Tearüf ve teavün

Dost ve düşman algımızı şekillendiren birçok etken var.

Din, coğrafya, ideoloji ve milliyetçilik bunlardan bazılarıdır.

Din ve coğrafya kucaklayıcı bir misyon yüklenirken, menfi milliyet ve ideoloji tersine bir işlev görür.
Bu bağlamda etnisiteyi varoluşunun kaynağı gören her hareket insanlığı çıkmaza sürükler.

Menfi milliyetçilik yüzyıllardır barışı ve kardeşliği tehdit ediyor.
Tarihin bütün fırtınalı dönemleri ve kanlı sayfaları ırkçılığın izlerini taşır.

Dünya savaşının temel sebebini nazara veren Bediüzzaman, “Harb-i umumideki hadisat-ı müthişe, menfi milliyetin nev’i beşere ne kadar zararlı olduğunu gösterdi” der.
Avrupa coğrafyasının yaşadığı kanlı dâhili olayların sebebi ırkçılıktır.
Osmanlı’dan bugüne sırtımıza yük olan bütün kamburların sebebi ırkçılıktır!

Fakat şu gerçeği unutmamak lazım: yükselen milliyetçilik dönemleri geride kaldı.
“Bir asır evvel milliyet asrı olabilirdi. Şu asır usuriyet asrı değil. Ebedi ve daimi olan İslamiyet milliyeti, muvakkat, dağdağalı unsuriyetle bağlanmaz ve aşılanmaz” (Mektubat)

Bediüzzaman’ın dediği gibi 19.yy milliyetçilik trendinin tavan yaptığı bir dönemdi. Fransız büyük ihtilalinin açtığı ulus-devlet güzergâhına uğramayan yoktu.

Avrupa’nın her yerinde türeyen milliyetçilik teorileri kısa zamanda büyük akımlara dönüştü ve milyonları peşinde sürükledi.
Birbirini yok sayan ırklar teorilerini doğrulatmak için çatıştılar!

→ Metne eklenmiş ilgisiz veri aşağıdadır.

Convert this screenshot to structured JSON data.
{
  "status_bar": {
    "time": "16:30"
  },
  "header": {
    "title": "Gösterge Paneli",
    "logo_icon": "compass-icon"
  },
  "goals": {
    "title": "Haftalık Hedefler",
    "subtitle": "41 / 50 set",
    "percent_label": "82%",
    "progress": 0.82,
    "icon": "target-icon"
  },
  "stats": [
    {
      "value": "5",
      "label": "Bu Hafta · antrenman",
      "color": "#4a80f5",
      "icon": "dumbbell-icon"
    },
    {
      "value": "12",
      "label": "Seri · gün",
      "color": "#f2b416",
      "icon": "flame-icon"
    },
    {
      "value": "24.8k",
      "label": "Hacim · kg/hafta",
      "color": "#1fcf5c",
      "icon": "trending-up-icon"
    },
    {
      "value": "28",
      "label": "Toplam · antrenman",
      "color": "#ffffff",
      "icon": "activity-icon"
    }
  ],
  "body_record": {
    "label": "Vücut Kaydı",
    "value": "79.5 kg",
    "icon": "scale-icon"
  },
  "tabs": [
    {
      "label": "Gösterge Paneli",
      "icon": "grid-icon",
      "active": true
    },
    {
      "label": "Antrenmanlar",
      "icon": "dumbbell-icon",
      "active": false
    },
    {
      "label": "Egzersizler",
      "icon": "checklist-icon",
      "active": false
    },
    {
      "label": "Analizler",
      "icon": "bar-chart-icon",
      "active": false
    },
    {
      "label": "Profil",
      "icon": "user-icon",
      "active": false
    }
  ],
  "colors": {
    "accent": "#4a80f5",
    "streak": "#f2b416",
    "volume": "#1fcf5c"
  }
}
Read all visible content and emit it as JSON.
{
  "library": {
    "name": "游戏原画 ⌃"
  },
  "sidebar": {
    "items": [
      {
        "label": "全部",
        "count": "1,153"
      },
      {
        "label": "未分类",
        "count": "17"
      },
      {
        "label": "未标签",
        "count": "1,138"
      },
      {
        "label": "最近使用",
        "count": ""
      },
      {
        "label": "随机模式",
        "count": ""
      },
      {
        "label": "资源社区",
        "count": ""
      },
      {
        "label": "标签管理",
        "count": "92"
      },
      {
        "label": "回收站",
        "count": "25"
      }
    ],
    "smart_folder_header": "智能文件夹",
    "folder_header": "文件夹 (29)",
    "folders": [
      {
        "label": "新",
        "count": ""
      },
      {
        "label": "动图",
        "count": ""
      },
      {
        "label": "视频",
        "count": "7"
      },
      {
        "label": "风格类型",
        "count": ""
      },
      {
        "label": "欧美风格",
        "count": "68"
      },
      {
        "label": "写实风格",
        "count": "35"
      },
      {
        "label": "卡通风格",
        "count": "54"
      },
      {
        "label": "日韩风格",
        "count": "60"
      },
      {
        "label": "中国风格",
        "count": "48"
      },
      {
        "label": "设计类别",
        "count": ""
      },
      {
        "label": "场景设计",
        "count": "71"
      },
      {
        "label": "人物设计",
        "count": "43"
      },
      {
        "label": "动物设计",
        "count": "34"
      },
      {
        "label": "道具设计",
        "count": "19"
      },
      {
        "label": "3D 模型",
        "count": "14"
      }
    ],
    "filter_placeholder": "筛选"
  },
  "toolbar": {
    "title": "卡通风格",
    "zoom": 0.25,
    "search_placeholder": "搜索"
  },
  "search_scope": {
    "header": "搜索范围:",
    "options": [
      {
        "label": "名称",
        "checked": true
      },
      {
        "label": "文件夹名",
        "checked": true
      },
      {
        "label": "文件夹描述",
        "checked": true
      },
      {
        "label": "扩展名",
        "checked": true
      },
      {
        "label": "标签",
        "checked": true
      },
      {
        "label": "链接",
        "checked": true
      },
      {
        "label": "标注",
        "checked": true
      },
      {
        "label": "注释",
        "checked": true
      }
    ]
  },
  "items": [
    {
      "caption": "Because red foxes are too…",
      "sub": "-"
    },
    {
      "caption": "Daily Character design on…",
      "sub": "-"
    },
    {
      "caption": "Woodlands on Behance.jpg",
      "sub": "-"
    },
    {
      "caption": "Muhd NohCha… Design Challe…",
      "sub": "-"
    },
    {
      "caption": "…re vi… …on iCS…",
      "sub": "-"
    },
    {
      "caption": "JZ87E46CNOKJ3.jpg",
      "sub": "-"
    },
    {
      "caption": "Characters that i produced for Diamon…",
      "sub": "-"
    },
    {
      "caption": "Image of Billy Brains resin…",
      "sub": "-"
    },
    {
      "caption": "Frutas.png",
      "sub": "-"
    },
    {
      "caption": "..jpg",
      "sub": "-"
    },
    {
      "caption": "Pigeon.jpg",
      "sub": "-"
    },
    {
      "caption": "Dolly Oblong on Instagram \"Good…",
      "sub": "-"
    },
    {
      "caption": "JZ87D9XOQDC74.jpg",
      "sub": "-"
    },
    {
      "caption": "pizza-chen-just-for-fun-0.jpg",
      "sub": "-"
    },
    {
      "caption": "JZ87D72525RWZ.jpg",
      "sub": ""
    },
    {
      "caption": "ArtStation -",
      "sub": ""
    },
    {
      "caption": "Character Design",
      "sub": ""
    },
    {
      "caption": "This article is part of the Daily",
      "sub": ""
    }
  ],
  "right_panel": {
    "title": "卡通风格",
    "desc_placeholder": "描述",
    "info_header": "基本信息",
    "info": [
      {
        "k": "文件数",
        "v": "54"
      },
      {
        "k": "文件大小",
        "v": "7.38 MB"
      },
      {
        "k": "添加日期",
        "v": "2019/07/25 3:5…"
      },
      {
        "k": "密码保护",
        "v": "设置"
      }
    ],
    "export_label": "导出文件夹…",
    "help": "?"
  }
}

Yıllar boyunca Avrupa’da savaşlar, çatışmalar ve kan adiyattan olmuştu.
Avrupa kan çanağına dönmüştü.

Avrupa o dönemler sıkıntılı, kederli, karanlık ve bayağı görünüyordu.
Muhammed İkbal bu hali “Frenk harabatı” olarak tasvir etmişti.

Ateş, kan ve harabat olduğu yerde kalmamış Bediüzzaman’ın talebesi Mustafa Osman’ın dediği gibi İslam mahallesinin saçaklarına kadar sıçramıştı!
Ortadoğu ve İslam coğrafyasının sınırları ırkçı cetvellerle çizilmişti!
Fakat bu maya tutmadı.

Çünkü müsbet fikr-i milliyet İslamiyete hadim, kal’a ve zırh olmalı; yerine geçmemeliydi.
Ulus-devletçi mantık ve ideolojik-milliyetçi kabuller tarihin tozlu raflarında kalmalı ve bugüne taşınmamalı.

Eğer Kemalizmin ötekileştirici ve yok edici ırkçı dilini bugün kullanmaya devam edersek hiçbir sorunumuz çözülmez!

Büyük Türkiye sevdası yemin ve boykot tartışmalarına boğdurulmamalı ve ırkçı tezlere kurban edilmemelidir.
Herkes olgun davranmalıdır.

Anayasal hukuk ve demokratik saygı çerçevesinde herkes elele vermeli problemlerin çözümüne katkı sağlamalıdır.
Bu toprakların sahibi burada yaşayan herkestir.

İman kardeşliği bu toprakların temel mayası İslamiyet bu coğrafyanın birleştirici referansıdır.
Milliyetimizin ruhu ise İslamiyet’tir.
İyi bir gelecek için zihniyet değişimine, davranış olgunluğuna ve cesur çıkışlara ihtiyacımız var.
Milletin iradesini temsil edenler ve onların emanetini omuzlarında taşıyanlar “kötü adam” rolünü oynamamalıdır.

Ehil emanetçi çatışmacı değil uzlaşmacı bir dil seçmelidir.
Siyasi atraksiyonlar kalıcı barışı sağlamaz.

Kalıcı barış için husumet ve inkârın diline değil tearüf ve teavünün diline ihtiyacımız var.
Bu dil coğrafyamızın sesi, nefesi ve bu toprakların ab-ı hayatı olmalıdır.
Rotamız üst elitin çizdiği ırkçı ve ruhsuz şemalar olmamalıdır!